As technology becomes increasingly integrated in the daily lives of everyone, including high net worth investors, wealth managers have to find ways to attract, engage and retain customers that are already accustomed to continuous innovation. Companies will also have to develop new and innovative products in order to capture the demographic groups that are entering the industry as clients, and as well as collaborate and integrate fintech into their investments and product offerings.
While one-on-one relationships between a wealth advisor and a client remain important to everyone, even the youngest, most tech-savy clients, high net worth individuals also want fast, convenient self-service options that are accessible via their digital devices. Going forward, uses of AI including robo-advisory and digital investment tools will allow wealth managers to offer more personalised services, increase client engagement, and maximise their clients’ wealth. Furthermore, by automating certain aspects of the business, AI will enable firms to handle more clients, allowing AUM to grow.

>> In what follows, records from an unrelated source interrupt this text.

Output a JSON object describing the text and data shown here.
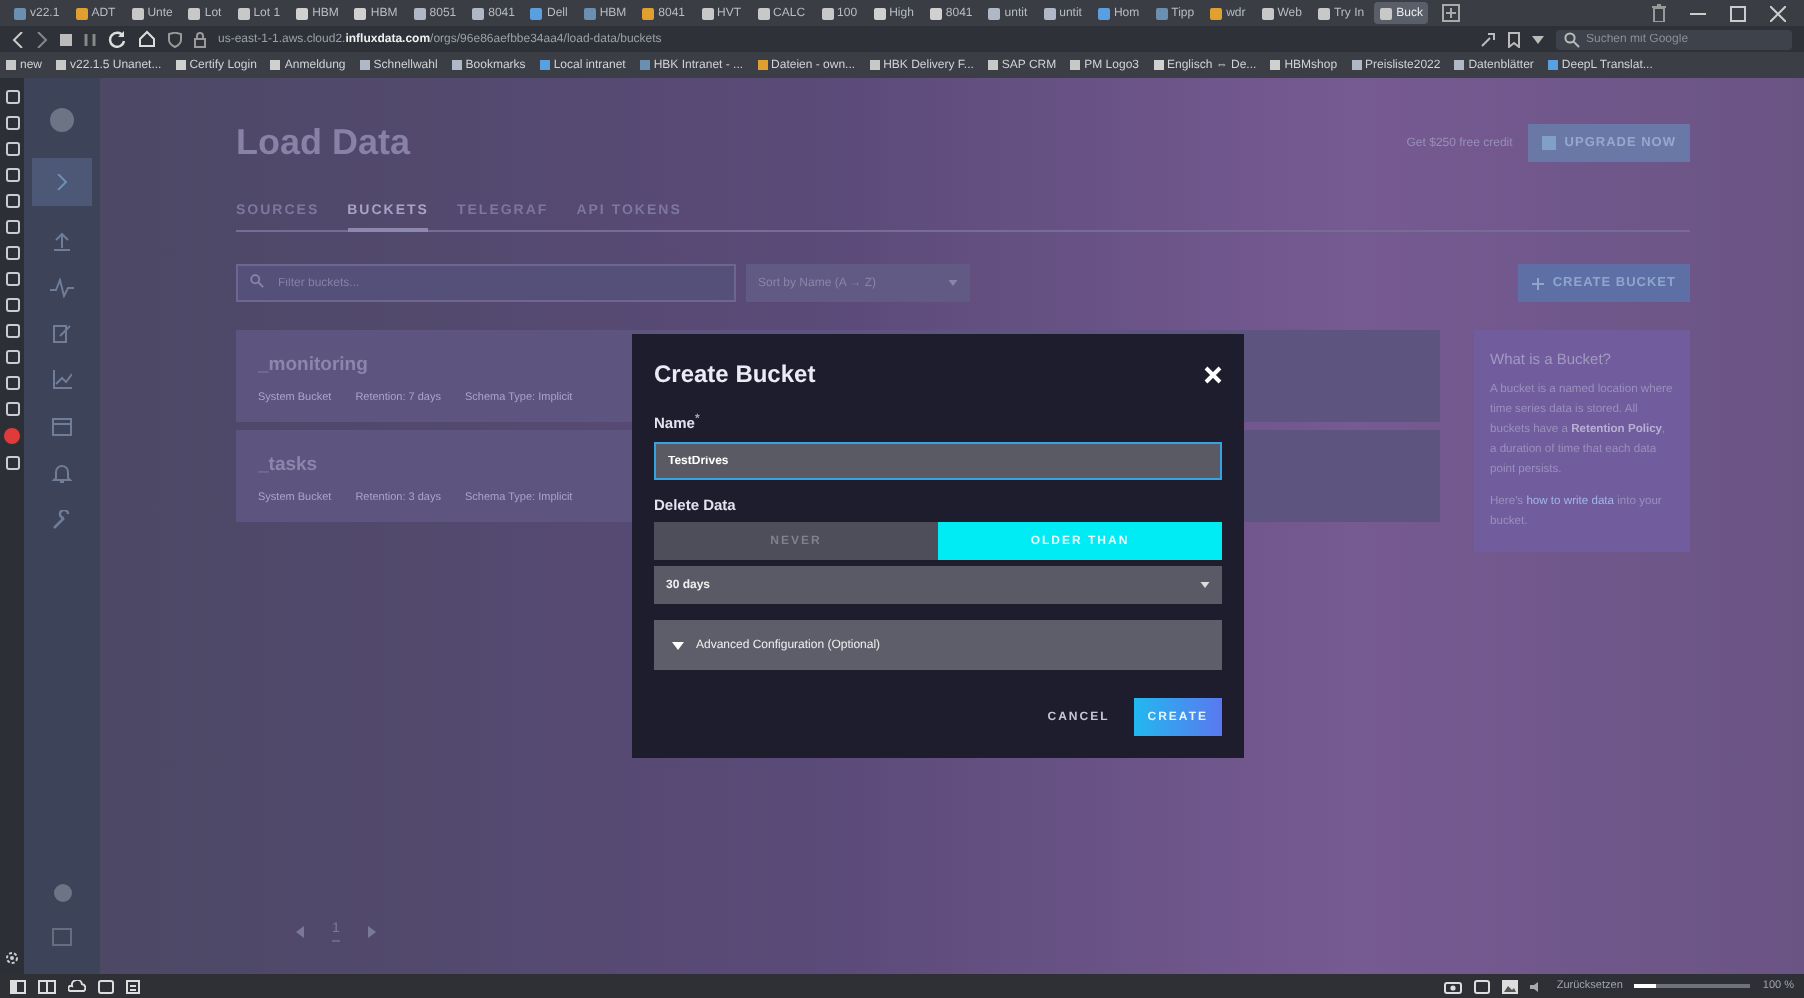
{
  "browser": {
    "tabs": [
      {
        "label": "v22.1",
        "selected": false
      },
      {
        "label": "ADT",
        "selected": false
      },
      {
        "label": "Unte",
        "selected": false
      },
      {
        "label": "Lot",
        "selected": false
      },
      {
        "label": "Lot 1",
        "selected": false
      },
      {
        "label": "HBM",
        "selected": false
      },
      {
        "label": "HBM",
        "selected": false
      },
      {
        "label": "8051",
        "selected": false
      },
      {
        "label": "8041",
        "selected": false
      },
      {
        "label": "Dell",
        "selected": false
      },
      {
        "label": "HBM",
        "selected": false
      },
      {
        "label": "8041",
        "selected": false
      },
      {
        "label": "HVT",
        "selected": false
      },
      {
        "label": "CALC",
        "selected": false
      },
      {
        "label": "100",
        "selected": false
      },
      {
        "label": "High",
        "selected": false
      },
      {
        "label": "8041",
        "selected": false
      },
      {
        "label": "untit",
        "selected": false
      },
      {
        "label": "untit",
        "selected": false
      },
      {
        "label": "Hom",
        "selected": false
      },
      {
        "label": "Tipp",
        "selected": false
      },
      {
        "label": "wdr",
        "selected": false
      },
      {
        "label": "Web",
        "selected": false
      },
      {
        "label": "Try In",
        "selected": false
      },
      {
        "label": "Buck",
        "selected": true
      }
    ],
    "url": "us-east-1-1.aws.cloud2.**influxdata.com**/orgs/96e86aefbbe34aa4/load-data/buckets",
    "search_placeholder": "Suchen mit Google",
    "bookmarks": [
      "new",
      "v22.1.5 Unanet...",
      "Certify Login",
      "Anmeldung",
      "Schnellwahl",
      "Bookmarks",
      "Local intranet",
      "HBK Intranet - ...",
      "Dateien - own...",
      "HBK Delivery F...",
      "SAP CRM",
      "PM Logo3",
      "Englisch ⇔ De...",
      "HBMshop",
      "Preisliste2022",
      "Datenblätter",
      "DeepL Translat..."
    ]
  },
  "app": {
    "title": "Load Data",
    "credit_text": "Get $250 free credit",
    "upgrade_button": "UPGRADE NOW",
    "tabs": [
      {
        "label": "SOURCES",
        "selected": false
      },
      {
        "label": "BUCKETS",
        "selected": true
      },
      {
        "label": "TELEGRAF",
        "selected": false
      },
      {
        "label": "API TOKENS",
        "selected": false
      }
    ],
    "filter_placeholder": "Filter buckets...",
    "sort": "Sort by Name (A → Z)",
    "create_button": "CREATE BUCKET",
    "buckets": [
      {
        "name": "_monitoring",
        "meta": [
          "System Bucket",
          "Retention: 7 days",
          "Schema Type: Implicit"
        ]
      },
      {
        "name": "_tasks",
        "meta": [
          "System Bucket",
          "Retention: 3 days",
          "Schema Type: Implicit"
        ]
      }
    ],
    "info": {
      "title": "What is a Bucket?",
      "text": "A bucket is a named location where time series data is stored. All buckets have a **Retention Policy**, a duration of time that each data point persists.",
      "link_before": "Here's",
      "link": "how to write data",
      "link_after": "into your bucket."
    },
    "pagination": {
      "page": "1"
    }
  },
  "modal": {
    "title": "Create Bucket",
    "name_label": "Name",
    "required_mark": "*",
    "name_value": "TestDrives",
    "delete_label": "Delete Data",
    "delete_options": [
      {
        "label": "NEVER",
        "selected": false
      },
      {
        "label": "OLDER THAN",
        "selected": true
      }
    ],
    "duration": "30 days",
    "advanced": {
      "label": "Advanced Configuration (Optional)",
      "expanded": false
    },
    "buttons": [
      {
        "label": "CANCEL",
        "kind": "secondary"
      },
      {
        "label": "CREATE",
        "kind": "primary"
      }
    ]
  },
  "status_bar": {
    "reset_label": "Zurücksetzen",
    "zoom_slider": {
      "level": 0.18
    },
    "zoom_text": "100 %"
  }
}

Other uses of AI include improving fraud detection during client verification, which can assist in building loyalty, and driving sales among younger high-net-worth clients as a result of simpler on-boarding processes. In addition, as the threat of cyber-attacks continue to rise, wealth management firms will have to integrate digital solutions into their operations to protect themselves.
The newfound efficiencies that are realised when using AI allow for highly specialised strategies that would not be possible using traditional wealth management practises. The disruption that AI has and will continue to cause in the industry will increasingly drive more differentiated offerings than have been seen in the past, and foster a fiercely competitive environment for traditional industry players.